A côté des dispositions spécifiques d’écrêtement en cas d’adoption d’un taux unique et de regroupement de catégorie de risques, il existe des dispositions également spécifiques prévues par l’article 1 de l’arrêté du 21 décembre 2018 modifiant l’arrêté du 15 février 2017 supprimant le taux bureau et instituant le nouveau taux fonction support de nature administrative.
En l’espèce, il n’y a pas lieu à application de l’un ou l’autre des dispositifs spécifiques d’écrêtement puisque n’est pas en cause ni l’application d’un taux unique pour l’ensemble des établissements appartenant à une même catégorie de risques, ni l’existence d’un regroupement de catégories de risques qui correspond à la fusion de deux codes risques en un seul et que n’est pas non plus en cause la suppression d’un taux bureau.
Seul est donc susceptible de s’appliquer le dispositif général d’écrêtement de l’article D. 242-6-15 et non un des dispositifs spécifique d’écrêtement par ce texte et par l’article 1 de l’arrêté du 21 décembre 2018 modifiant l’arrêté du 15 février 2017 supprimant le taux bureau et instituant le nouveau taux fonction support de nature administrative.
Or, ce dispositif a été correctement appliqué puisque le taux net 2023 arrondi de l’établissement litigieux, non contesté, est de 16,48 %, que le taux individuel écrêté 2022 de cet établissement, également non contesté, est de 8%, qu’il est donc supérieur à 4, qu’il s’ensuit que la variation du taux 2023 par rapport à 2022 ne peut être supérieure à 25 % et qu’en calculant le taux individuel écrêté à 10 soit 25 % ou autrement dit deux points de plus que le taux 2022 la [9] a fait une juste application des dispositions du texte.
Il convient de rejeter la contestation par la demanderesse du taux 2023 de son établissement.
La contestation par la demanderesse de son taux 2024, qui est implicitement fondée sur la prise en compte par ce taux d’un taux erroné 2023 au titre des règles d’écrêtement, manque par le fait qui lui sert de base et doit également être rejetée.
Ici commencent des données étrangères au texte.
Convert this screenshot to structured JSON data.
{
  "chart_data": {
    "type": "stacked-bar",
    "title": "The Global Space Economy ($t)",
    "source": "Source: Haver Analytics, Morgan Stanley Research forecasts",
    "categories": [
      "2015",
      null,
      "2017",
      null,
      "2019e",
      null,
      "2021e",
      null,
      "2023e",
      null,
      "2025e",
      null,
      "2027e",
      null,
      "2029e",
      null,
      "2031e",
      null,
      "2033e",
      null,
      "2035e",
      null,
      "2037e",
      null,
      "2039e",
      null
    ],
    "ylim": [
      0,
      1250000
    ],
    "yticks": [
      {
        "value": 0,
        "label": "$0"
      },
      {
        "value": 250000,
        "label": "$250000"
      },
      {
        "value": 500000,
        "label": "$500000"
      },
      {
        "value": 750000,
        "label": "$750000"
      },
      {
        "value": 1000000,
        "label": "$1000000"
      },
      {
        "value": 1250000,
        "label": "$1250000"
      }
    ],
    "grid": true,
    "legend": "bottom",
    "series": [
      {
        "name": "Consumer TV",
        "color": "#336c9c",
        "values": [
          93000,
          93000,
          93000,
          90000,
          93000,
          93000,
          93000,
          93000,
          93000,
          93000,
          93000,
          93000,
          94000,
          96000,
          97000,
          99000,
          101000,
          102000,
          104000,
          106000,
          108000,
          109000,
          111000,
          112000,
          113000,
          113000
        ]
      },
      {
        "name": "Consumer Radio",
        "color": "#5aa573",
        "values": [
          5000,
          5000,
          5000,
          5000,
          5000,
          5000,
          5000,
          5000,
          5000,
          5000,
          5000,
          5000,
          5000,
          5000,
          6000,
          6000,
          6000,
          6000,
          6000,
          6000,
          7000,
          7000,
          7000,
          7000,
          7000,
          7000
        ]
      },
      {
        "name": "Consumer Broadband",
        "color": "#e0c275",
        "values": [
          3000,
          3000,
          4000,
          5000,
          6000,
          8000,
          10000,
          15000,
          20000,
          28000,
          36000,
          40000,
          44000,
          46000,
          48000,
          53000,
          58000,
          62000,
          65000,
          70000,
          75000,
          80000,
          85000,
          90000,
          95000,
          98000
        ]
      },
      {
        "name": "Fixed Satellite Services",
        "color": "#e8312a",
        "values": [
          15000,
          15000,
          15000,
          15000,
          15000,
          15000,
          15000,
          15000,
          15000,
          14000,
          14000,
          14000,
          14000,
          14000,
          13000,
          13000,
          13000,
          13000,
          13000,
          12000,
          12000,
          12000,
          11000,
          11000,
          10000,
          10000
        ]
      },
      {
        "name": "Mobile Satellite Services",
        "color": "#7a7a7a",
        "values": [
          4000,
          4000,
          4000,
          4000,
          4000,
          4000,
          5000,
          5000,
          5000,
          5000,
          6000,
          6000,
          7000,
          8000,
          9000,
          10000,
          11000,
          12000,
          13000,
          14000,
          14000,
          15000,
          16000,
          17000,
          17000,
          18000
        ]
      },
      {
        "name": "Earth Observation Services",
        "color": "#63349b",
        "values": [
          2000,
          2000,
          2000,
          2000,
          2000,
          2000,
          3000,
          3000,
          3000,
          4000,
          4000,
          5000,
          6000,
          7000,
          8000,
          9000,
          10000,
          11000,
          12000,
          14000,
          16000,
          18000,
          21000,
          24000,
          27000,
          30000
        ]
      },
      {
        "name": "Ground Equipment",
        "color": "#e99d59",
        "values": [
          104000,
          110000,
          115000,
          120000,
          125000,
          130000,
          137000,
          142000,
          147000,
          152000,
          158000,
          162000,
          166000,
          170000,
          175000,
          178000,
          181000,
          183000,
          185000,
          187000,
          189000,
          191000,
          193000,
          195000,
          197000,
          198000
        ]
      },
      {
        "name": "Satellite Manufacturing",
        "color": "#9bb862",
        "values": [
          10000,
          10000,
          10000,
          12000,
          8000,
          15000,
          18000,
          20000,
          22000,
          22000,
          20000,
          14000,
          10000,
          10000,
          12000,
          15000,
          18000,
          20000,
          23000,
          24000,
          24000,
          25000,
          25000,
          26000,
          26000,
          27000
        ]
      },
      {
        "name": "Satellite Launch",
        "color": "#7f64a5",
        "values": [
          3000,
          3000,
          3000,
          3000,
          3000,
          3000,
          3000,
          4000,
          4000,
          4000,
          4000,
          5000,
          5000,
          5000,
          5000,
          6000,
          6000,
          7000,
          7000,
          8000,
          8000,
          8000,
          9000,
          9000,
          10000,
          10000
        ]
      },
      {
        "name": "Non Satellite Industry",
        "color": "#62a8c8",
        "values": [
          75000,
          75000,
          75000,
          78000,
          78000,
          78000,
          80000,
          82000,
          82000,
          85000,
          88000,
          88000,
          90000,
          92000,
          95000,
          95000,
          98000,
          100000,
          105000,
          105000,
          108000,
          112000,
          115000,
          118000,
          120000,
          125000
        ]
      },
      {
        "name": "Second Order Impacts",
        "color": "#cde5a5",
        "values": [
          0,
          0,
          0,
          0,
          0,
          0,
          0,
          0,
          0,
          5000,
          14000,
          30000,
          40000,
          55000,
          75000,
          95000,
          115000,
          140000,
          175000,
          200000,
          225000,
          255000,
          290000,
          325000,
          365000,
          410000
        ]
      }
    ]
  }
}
Succombant en ses prétentions, la société [Adresse 16] doit être condamnée aux dépens et déboutée de ses prétentions au titre des frais non répétibles.
PAR CES MOTIFS
La cour, statuant par arrêt contradictoire rendu en audience publique par sa mise à disposition au greffe,
Déboute la société [17] de sa demande en recalcul des taux 2023 et 2024 de la section 1 de son établissement portant le numéro de siret [N° SIREN/SIRET 5].
La déboute de ses prétentions au titre des frais non répétibles et la condamne aux dépens.